Tais regras, integradas, constituem sem dúvida uma tessitura de favorecimento às empresas em tela. Entretanto, cabe lembrar observação feita a propósito de artigos anteriores (42, 43): não é preciso ter capacidade premonitória para visualizar as dúvidas e tropeços que inevitavelmente surgirão em nível operacional, uma vez posto em andamento o rito formal do procedimento licitatório em uma situação concreta e tendo em vista determinado objeto.

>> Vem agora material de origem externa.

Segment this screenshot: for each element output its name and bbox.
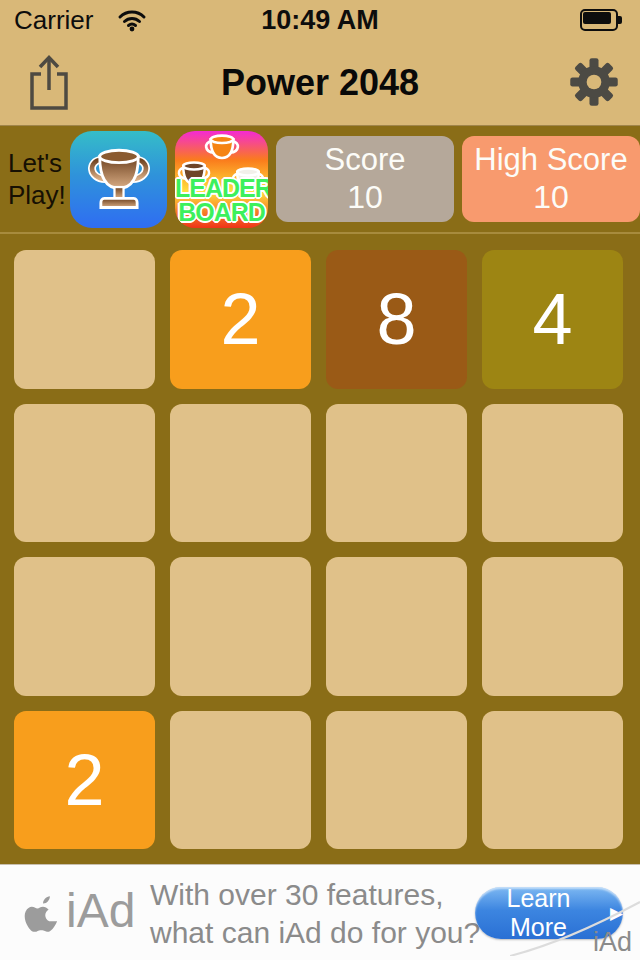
ad-corner-label: iAd — [593, 927, 632, 958]
leaderboard-label: LEADER BOARD — [175, 177, 268, 225]
high-score-box: High Score 10 — [462, 136, 640, 222]
lets-play-label: Let's Play! — [8, 147, 66, 212]
high-score-label: High Score — [474, 141, 627, 178]
trophy-icon — [85, 144, 153, 215]
tile-r4c1: 2 — [14, 711, 155, 850]
tile-r3c2 — [170, 557, 311, 696]
score-value: 10 — [347, 178, 383, 216]
leaderboard-button[interactable]: LEADER BOARD — [175, 131, 268, 228]
page-title: Power 2048 — [0, 62, 640, 104]
tile-r4c4 — [482, 711, 623, 850]
toolbar: Let's Play! — [0, 126, 640, 232]
tile-r4c2 — [170, 711, 311, 850]
iad-wordmark: iAd — [66, 883, 135, 938]
tile-r2c4 — [482, 404, 623, 543]
tile-r2c2 — [170, 404, 311, 543]
tile-r2c1 — [14, 404, 155, 543]
tile-r1c2: 2 — [170, 250, 311, 389]
apple-logo-icon — [24, 891, 62, 939]
ad-copy: With over 30 features, what can iAd do f… — [150, 876, 480, 951]
tile-r1c3: 8 — [326, 250, 467, 389]
app-screen: Carrier 10:49 AM Power 2048 — [0, 0, 640, 960]
share-icon — [24, 102, 74, 117]
high-score-value: 10 — [533, 178, 569, 216]
settings-button[interactable] — [568, 56, 620, 108]
status-time: 10:49 AM — [0, 5, 640, 36]
tile-r3c3 — [326, 557, 467, 696]
tile-r2c3 — [326, 404, 467, 543]
game-center-button[interactable] — [70, 131, 167, 228]
board-grid: 2842 — [14, 250, 623, 849]
gear-icon — [568, 96, 620, 111]
ad-banner[interactable]: iAd With over 30 features, what can iAd … — [0, 864, 640, 960]
tile-r1c4: 4 — [482, 250, 623, 389]
nav-bar: Power 2048 — [0, 40, 640, 126]
tile-r3c1 — [14, 557, 155, 696]
score-box: Score 10 — [276, 136, 454, 222]
tile-r3c4 — [482, 557, 623, 696]
tile-r4c3 — [326, 711, 467, 850]
status-bar: Carrier 10:49 AM — [0, 0, 640, 40]
battery-icon — [580, 9, 624, 31]
tile-r1c1 — [14, 250, 155, 389]
game-board[interactable]: 2842 — [0, 232, 640, 864]
score-label: Score — [325, 141, 406, 178]
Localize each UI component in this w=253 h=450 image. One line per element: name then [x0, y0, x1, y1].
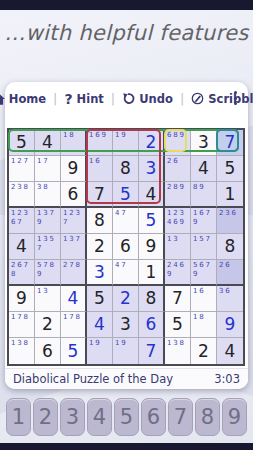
undo-button[interactable]: Undo — [122, 92, 173, 106]
pencil-marks: 47 — [115, 261, 137, 270]
cell-r4c4[interactable]: 8 — [87, 208, 113, 234]
cell-r4c7[interactable]: 123469 — [165, 208, 191, 234]
cell-r8c4[interactable]: 4 — [87, 312, 113, 338]
cell-r4c5[interactable]: 47 — [113, 208, 139, 234]
cell-r2c9[interactable]: 5 — [217, 156, 243, 182]
digit: 8 — [146, 290, 157, 307]
digit: 4 — [16, 238, 27, 255]
cell-r1c5[interactable]: 19 — [113, 130, 139, 156]
cell-r9c1[interactable]: 138 — [9, 338, 35, 364]
cell-r5c1[interactable]: 4 — [9, 234, 35, 260]
digit: 2 — [94, 238, 105, 255]
pencil-marks: 236 — [219, 209, 242, 218]
cell-r9c2[interactable]: 6 — [35, 338, 61, 364]
pencil-marks: 38 — [37, 183, 59, 192]
cell-r9c5[interactable]: 19 — [113, 338, 139, 364]
pencil-marks: 138 — [11, 339, 33, 348]
cell-r4c1[interactable]: 12367 — [9, 208, 35, 234]
digit: 4 — [198, 160, 209, 177]
cell-r9c7[interactable]: 138 — [165, 338, 191, 364]
digit: 1 — [146, 264, 157, 281]
pencil-marks: 127 — [11, 157, 33, 166]
cell-r2c1[interactable]: 127 — [9, 156, 35, 182]
pencil-marks: 1379 — [37, 209, 59, 226]
cell-r7c7[interactable]: 7 — [165, 286, 191, 312]
digit: 5 — [225, 160, 236, 177]
digit: 5 — [146, 212, 157, 229]
toolbar-separator: | — [53, 91, 57, 106]
digit: 2 — [198, 343, 209, 360]
number-keypad: 1 2 3 4 5 6 7 8 9 — [6, 398, 247, 436]
hint-label: Hint — [77, 92, 104, 106]
pencil-marks: 18 — [193, 313, 215, 322]
cell-r1c6[interactable]: 2 — [139, 130, 165, 156]
marketing-headline: ...with helpful features — [0, 21, 253, 45]
digit: 3 — [146, 160, 157, 177]
cell-r3c4[interactable]: 7 — [87, 182, 113, 208]
pencil-marks: 1679 — [193, 209, 215, 226]
cell-r1c9[interactable]: 7 — [217, 130, 243, 156]
home-icon — [0, 93, 5, 105]
cell-r6c5[interactable]: 47 — [113, 260, 139, 286]
cell-r4c2[interactable]: 1379 — [35, 208, 61, 234]
digit: 2 — [42, 316, 53, 333]
cell-r1c3[interactable]: 18 — [61, 130, 87, 156]
pencil-marks: 12367 — [11, 209, 33, 226]
cell-r9c8[interactable]: 2 — [191, 338, 217, 364]
pencil-marks: 26 — [219, 261, 242, 270]
digit: 3 — [94, 264, 105, 281]
key-8[interactable]: 8 — [195, 398, 220, 436]
cell-r6c4[interactable]: 3 — [87, 260, 113, 286]
digit: 7 — [225, 134, 236, 151]
toolbar: Home | ? Hint | Undo | Scribble — [5, 82, 248, 115]
system-top-bar — [0, 0, 253, 10]
digit: 7 — [146, 343, 157, 360]
cell-r3c6[interactable]: 4 — [139, 182, 165, 208]
digit: 5 — [94, 290, 105, 307]
cell-r9c4[interactable]: 19 — [87, 338, 113, 364]
cell-r6c3[interactable]: 278 — [61, 260, 87, 286]
cell-r2c3[interactable]: 9 — [61, 156, 87, 182]
key-7[interactable]: 7 — [168, 398, 193, 436]
question-icon: ? — [64, 91, 72, 107]
cell-r7c9[interactable]: 36 — [217, 286, 243, 312]
digit: 2 — [146, 134, 157, 151]
digit: 9 — [146, 238, 157, 255]
scribble-label: Scribble — [208, 92, 253, 106]
sudoku-card: Home | ? Hint | Undo | Scribble — [5, 82, 248, 389]
digit: 5 — [120, 186, 131, 203]
cell-r4c8[interactable]: 1679 — [191, 208, 217, 234]
digit: 8 — [94, 212, 105, 229]
pencil-marks: 13 — [167, 235, 189, 244]
pencil-marks: 13 — [37, 287, 59, 296]
cell-r2c5[interactable]: 8 — [113, 156, 139, 182]
hint-button[interactable]: ? Hint — [64, 91, 103, 107]
cell-r2c2[interactable]: 17 — [35, 156, 61, 182]
digit: 4 — [94, 316, 105, 333]
pencil-marks: 16 — [89, 157, 111, 166]
cell-r1c2[interactable]: 4 — [35, 130, 61, 156]
cell-r2c6[interactable]: 3 — [139, 156, 165, 182]
pencil-marks: 1237 — [63, 209, 84, 226]
cell-r8c5[interactable]: 3 — [113, 312, 139, 338]
cell-r5c4[interactable]: 2 — [87, 234, 113, 260]
digit: 4 — [68, 290, 79, 307]
key-4[interactable]: 4 — [87, 398, 112, 436]
digit: 8 — [120, 160, 131, 177]
undo-icon — [122, 92, 135, 105]
cell-r6c6[interactable]: 1 — [139, 260, 165, 286]
cell-r3c5[interactable]: 5 — [113, 182, 139, 208]
pencil-marks: 278 — [63, 261, 84, 270]
cell-r8c3[interactable]: 178 — [61, 312, 87, 338]
pencil-marks: 89 — [193, 183, 215, 192]
cell-r7c1[interactable]: 9 — [9, 286, 35, 312]
pencil-marks: 2678 — [11, 261, 33, 278]
pencil-marks: 689 — [167, 131, 189, 140]
cell-r8c1[interactable]: 178 — [9, 312, 35, 338]
digit: 9 — [225, 316, 236, 333]
cell-r8c7[interactable]: 5 — [165, 312, 191, 338]
toolbar-separator: | — [111, 91, 115, 106]
cell-r1c1[interactable]: 5 — [9, 130, 35, 156]
cell-r1c8[interactable]: 3 — [191, 130, 217, 156]
cell-r1c7[interactable]: 689 — [165, 130, 191, 156]
pencil-marks: 36 — [219, 287, 242, 296]
cell-r8c6[interactable]: 6 — [139, 312, 165, 338]
cell-r4c3[interactable]: 1237 — [61, 208, 87, 234]
cell-r2c4[interactable]: 16 — [87, 156, 113, 182]
digit: 6 — [146, 316, 157, 333]
digit: 6 — [42, 343, 53, 360]
digit: 4 — [42, 134, 53, 151]
pencil-marks: 19 — [89, 339, 111, 348]
cell-r5c2[interactable]: 1357 — [35, 234, 61, 260]
cell-r7c3[interactable]: 4 — [61, 286, 87, 312]
pencil-marks: 17 — [37, 157, 59, 166]
digit: 8 — [225, 238, 236, 255]
scribble-button[interactable]: Scribble — [191, 92, 253, 106]
digit: 4 — [146, 186, 157, 203]
scribble-icon — [191, 92, 204, 105]
undo-label: Undo — [139, 92, 173, 106]
digit: 3 — [120, 316, 131, 333]
system-bottom-bar — [0, 443, 253, 450]
key-5[interactable]: 5 — [114, 398, 139, 436]
cell-r8c2[interactable]: 2 — [35, 312, 61, 338]
cell-r7c4[interactable]: 5 — [87, 286, 113, 312]
screen: ...with helpful features Home | ? Hint |… — [0, 0, 253, 450]
cell-r5c7[interactable]: 13 — [165, 234, 191, 260]
cell-r6c8[interactable]: 5679 — [191, 260, 217, 286]
cell-r5c9[interactable]: 8 — [217, 234, 243, 260]
pencil-marks: 19 — [115, 339, 137, 348]
digit: 5 — [16, 134, 27, 151]
pencil-marks: 2469 — [167, 261, 189, 278]
cell-r6c1[interactable]: 2678 — [9, 260, 35, 286]
pencil-marks: 5679 — [193, 261, 215, 278]
digit: 6 — [120, 238, 131, 255]
cell-r7c8[interactable]: 16 — [191, 286, 217, 312]
cell-r9c6[interactable]: 7 — [139, 338, 165, 364]
digit: 5 — [68, 343, 79, 360]
cell-r5c3[interactable]: 137 — [61, 234, 87, 260]
home-button[interactable]: Home — [0, 92, 46, 106]
key-3[interactable]: 3 — [60, 398, 85, 436]
pencil-marks: 18 — [63, 131, 84, 140]
digit: 7 — [172, 290, 183, 307]
pencil-marks: 289 — [167, 183, 189, 192]
sudoku-grid: 5418169192689371271791683264523838675428… — [7, 128, 245, 366]
digit: 6 — [68, 186, 79, 203]
cell-r3c7[interactable]: 289 — [165, 182, 191, 208]
cell-r3c8[interactable]: 89 — [191, 182, 217, 208]
pencil-marks: 47 — [115, 209, 137, 218]
kebab-menu-icon[interactable] — [234, 91, 237, 105]
pencil-marks: 5789 — [37, 261, 59, 278]
digit: 5 — [172, 316, 183, 333]
pencil-marks: 123469 — [167, 209, 189, 226]
key-9[interactable]: 9 — [222, 398, 247, 436]
cell-r6c2[interactable]: 5789 — [35, 260, 61, 286]
key-2[interactable]: 2 — [33, 398, 58, 436]
cell-r6c9[interactable]: 26 — [217, 260, 243, 286]
digit: 7 — [94, 186, 105, 203]
cell-r4c6[interactable]: 5 — [139, 208, 165, 234]
pencil-marks: 1357 — [37, 235, 59, 252]
pencil-marks: 138 — [167, 339, 189, 348]
cell-r3c2[interactable]: 38 — [35, 182, 61, 208]
cell-r6c7[interactable]: 2469 — [165, 260, 191, 286]
pencil-marks: 178 — [63, 313, 84, 322]
cell-r3c1[interactable]: 238 — [9, 182, 35, 208]
puzzle-title: Diabolical Puzzle of the Day — [13, 372, 173, 386]
cell-r2c7[interactable]: 26 — [165, 156, 191, 182]
digit: 9 — [16, 290, 27, 307]
pencil-marks: 157 — [193, 235, 215, 244]
pencil-marks: 16 — [193, 287, 215, 296]
cell-r2c8[interactable]: 4 — [191, 156, 217, 182]
pencil-marks: 169 — [89, 131, 111, 140]
key-1[interactable]: 1 — [6, 398, 31, 436]
cell-r3c3[interactable]: 6 — [61, 182, 87, 208]
cell-r5c6[interactable]: 9 — [139, 234, 165, 260]
cell-r8c9[interactable]: 9 — [217, 312, 243, 338]
key-6[interactable]: 6 — [141, 398, 166, 436]
pencil-marks: 19 — [115, 131, 137, 140]
timer: 3:03 — [214, 372, 240, 386]
pencil-marks: 178 — [11, 313, 33, 322]
pencil-marks: 238 — [11, 183, 33, 192]
cell-r4c9[interactable]: 236 — [217, 208, 243, 234]
cell-r7c2[interactable]: 13 — [35, 286, 61, 312]
digit: 4 — [225, 343, 236, 360]
digit: 1 — [225, 186, 236, 203]
cell-r8c8[interactable]: 18 — [191, 312, 217, 338]
digit: 9 — [68, 160, 79, 177]
cell-r5c8[interactable]: 157 — [191, 234, 217, 260]
cell-r3c9[interactable]: 1 — [217, 182, 243, 208]
pencil-marks: 26 — [167, 157, 189, 166]
cell-r7c5[interactable]: 2 — [113, 286, 139, 312]
cell-r7c6[interactable]: 8 — [139, 286, 165, 312]
status-bar: Diabolical Puzzle of the Day 3:03 — [5, 368, 248, 389]
cell-r1c4[interactable]: 169 — [87, 130, 113, 156]
cell-r5c5[interactable]: 6 — [113, 234, 139, 260]
digit: 3 — [198, 134, 209, 151]
pencil-marks: 137 — [63, 235, 84, 244]
cell-r9c9[interactable]: 4 — [217, 338, 243, 364]
home-label: Home — [9, 92, 46, 106]
cell-r9c3[interactable]: 5 — [61, 338, 87, 364]
digit: 2 — [120, 290, 131, 307]
toolbar-separator: | — [180, 91, 184, 106]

Especificamente quanto ao inciso I do artigo e à licitação convite, não imaginamos problemas significativos, posto que, doravante, essa modalidade (cujo limite de valor, estabelecido no art. 23, II, “a”, da LNL, foi agora reiterado) pode-se considerar direcionada “exclusivamente” para as ME e EPP, tanto para contratações de compra, obra ou serviço.

É de se atentar para o fato de que o valor fixado é específico para cada contratação, e não para todo o regime de competência.

Cremos, entretanto, que as dificuldades começarão quando acorrerem à mesma licitação concorrentes de portes diversos, e a Administração, por força de diretrizes contrastantes aplicáveis a uma e outra, veja-se obrigada a tratá-los diferentemente. Essa contingência pode provocar um acréscimo de impugnações, reclamações e recursos, implicando talvez mais atrasos e ineficiência no campo prático dos certames públicos. Enfim, cumpre equacionar adequadamente as dificuldades e, se possível, superá-las.

Uma cautela preliminar é que a subcontratação de ME e EPP, prevista no inc. II, figure de forma bem explícita e detalhada nos editais, que devem especificar o valor estimado do contrato com a delimitação do percentual de trinta por cento destinado à referida subcontratação, bem como previsão minuciosa de todas as condições cabíveis.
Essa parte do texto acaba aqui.